Like many breakdowns in government, this one has been brewing for years.

In January 1982, a federal commission investigating alleged royalties fraud and theft of oil from public lands criticized the government for not “fulfilling a public trust.” The study, “Fiscal Accountability of the Nation’s Energy Resources”— commonly known as the Linowes report for its economist-chairman, David F. Linowes— began pointedly: “Management of royalties for the Nation’s energy resources has been a failure for more than 20 years.”

The report went on to cite “disarray” in recordkeeping and “serious inadequacies” in how the government managed the royalty program. “The Nation can no longer afford mismanagement of royalties for its energy resources,” it warned. “The stakes are too high.”

Even then it was unclear how much was being lost. The 1982 report estimated “about one hundred million to several hundred million dollars a year,” but acknowledged that was only a guess. “The exact amount of money the Federal government, the States and the [Indian tribes] lose each year is unknown.”

More recently, the government decided to shut down a program that allowed oil and gas companies to make “in-kind” royalty payments. Companies had been allowed to pay in oil or gas, which the government could resell or stash away in the federal Strategic Petroleum Reserve. But in 2008 the Interior Department’s inspector general documented a “culture of ethical failure” that described how government staff running the in-kind program socialized with oil and gas industry employees, routinely accepting gifts from them and even engaging in drug use and sexual relations with them.

A spokesman for the in-kind program told iWatch News that Interior Department employees are still tying up loose ends, such as unresolved royalty imbalances.

Vietnam, New Guinea have better collection systems

A series of GAO reports over the past decade detail the Interior Department’s struggles with royalty collection, including one in 2008 where the GAO reported that a study of 104 royalty collection systems globally found that the U.S. federal royalty program brought in less revenue than all but 11. Among countries with more effective systems: Papua New Guinea, Vietnam and Norway.

The problems have their roots in the process itself. Each company is responsible for keeping track of the amount produced each month from federal lands or waters, then reporting that production to Interior, along with a total for how much the company owes in royalties. The assessment is based on the total value of that month’s production, including the price — a number that fluctuates daily, making it hard to lock down a figure.

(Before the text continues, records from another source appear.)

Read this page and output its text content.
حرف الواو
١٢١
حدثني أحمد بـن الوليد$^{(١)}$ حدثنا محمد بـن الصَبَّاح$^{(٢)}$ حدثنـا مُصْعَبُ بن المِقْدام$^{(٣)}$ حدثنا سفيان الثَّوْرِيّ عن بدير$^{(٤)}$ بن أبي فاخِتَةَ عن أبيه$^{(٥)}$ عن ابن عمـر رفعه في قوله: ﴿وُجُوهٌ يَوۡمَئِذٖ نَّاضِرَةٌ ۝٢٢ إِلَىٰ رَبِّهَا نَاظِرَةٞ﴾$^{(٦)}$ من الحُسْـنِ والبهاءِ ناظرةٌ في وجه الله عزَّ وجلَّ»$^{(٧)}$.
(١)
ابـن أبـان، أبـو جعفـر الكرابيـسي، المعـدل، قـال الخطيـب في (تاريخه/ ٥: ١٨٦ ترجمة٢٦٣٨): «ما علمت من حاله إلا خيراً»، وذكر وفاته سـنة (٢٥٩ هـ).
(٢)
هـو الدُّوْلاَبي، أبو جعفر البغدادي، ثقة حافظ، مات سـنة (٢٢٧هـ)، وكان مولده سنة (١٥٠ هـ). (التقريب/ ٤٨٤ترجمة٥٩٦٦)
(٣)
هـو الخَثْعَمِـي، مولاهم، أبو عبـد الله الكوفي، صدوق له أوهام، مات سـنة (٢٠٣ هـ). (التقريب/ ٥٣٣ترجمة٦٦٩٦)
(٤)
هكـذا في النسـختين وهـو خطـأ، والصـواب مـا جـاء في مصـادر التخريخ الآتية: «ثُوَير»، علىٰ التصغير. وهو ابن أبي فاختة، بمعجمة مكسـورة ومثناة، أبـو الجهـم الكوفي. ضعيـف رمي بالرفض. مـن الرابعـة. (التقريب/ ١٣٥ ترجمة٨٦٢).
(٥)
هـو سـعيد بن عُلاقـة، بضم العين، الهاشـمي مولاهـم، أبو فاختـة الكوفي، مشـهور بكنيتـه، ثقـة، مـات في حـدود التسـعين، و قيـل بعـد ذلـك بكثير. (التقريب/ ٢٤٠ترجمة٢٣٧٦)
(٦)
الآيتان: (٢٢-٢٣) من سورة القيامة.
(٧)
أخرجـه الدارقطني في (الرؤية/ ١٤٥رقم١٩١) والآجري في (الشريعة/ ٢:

Interior auditors check the information but only a fraction of reports are subjected to a rigorous audit in which the company’s production and revenue reports are compared against information from other sources. There is no blanket oversight of production facilities, and surprise inspections are rare.

While testifying on the department’s fiscal 2012 budget request before a House appropriations subcommittee on March 17, officials from Interior acknowledged GAO’s concerns. The department’s requested budget addresses them by calling for, among other items, more staff and technology, said Greg Gould, director of the natural resources revenue office.

The planned enhancements — additional “production meter” inspectors and a feasibility study on the use of automated production metering systems — could go a long way in detecting underpayments, the GAO’s Rusco told iWatch News.

At the appropriations hearing, Gould was repeatedly asked how much the government is losing in royalty revenues. He never answered the question. But he did acknowledge that the government has identified at least some of the money it was owed.

Over the last 5 years our audit and compliance program has detected and collected more than half a billion dollars in companies’ initial underpayments” Gould testified.

He also indicated that when it comes to collecting oil revenues, a little addition to the federal budget can go a long way.

For every dollar spent on audits, he said, four came back to the government.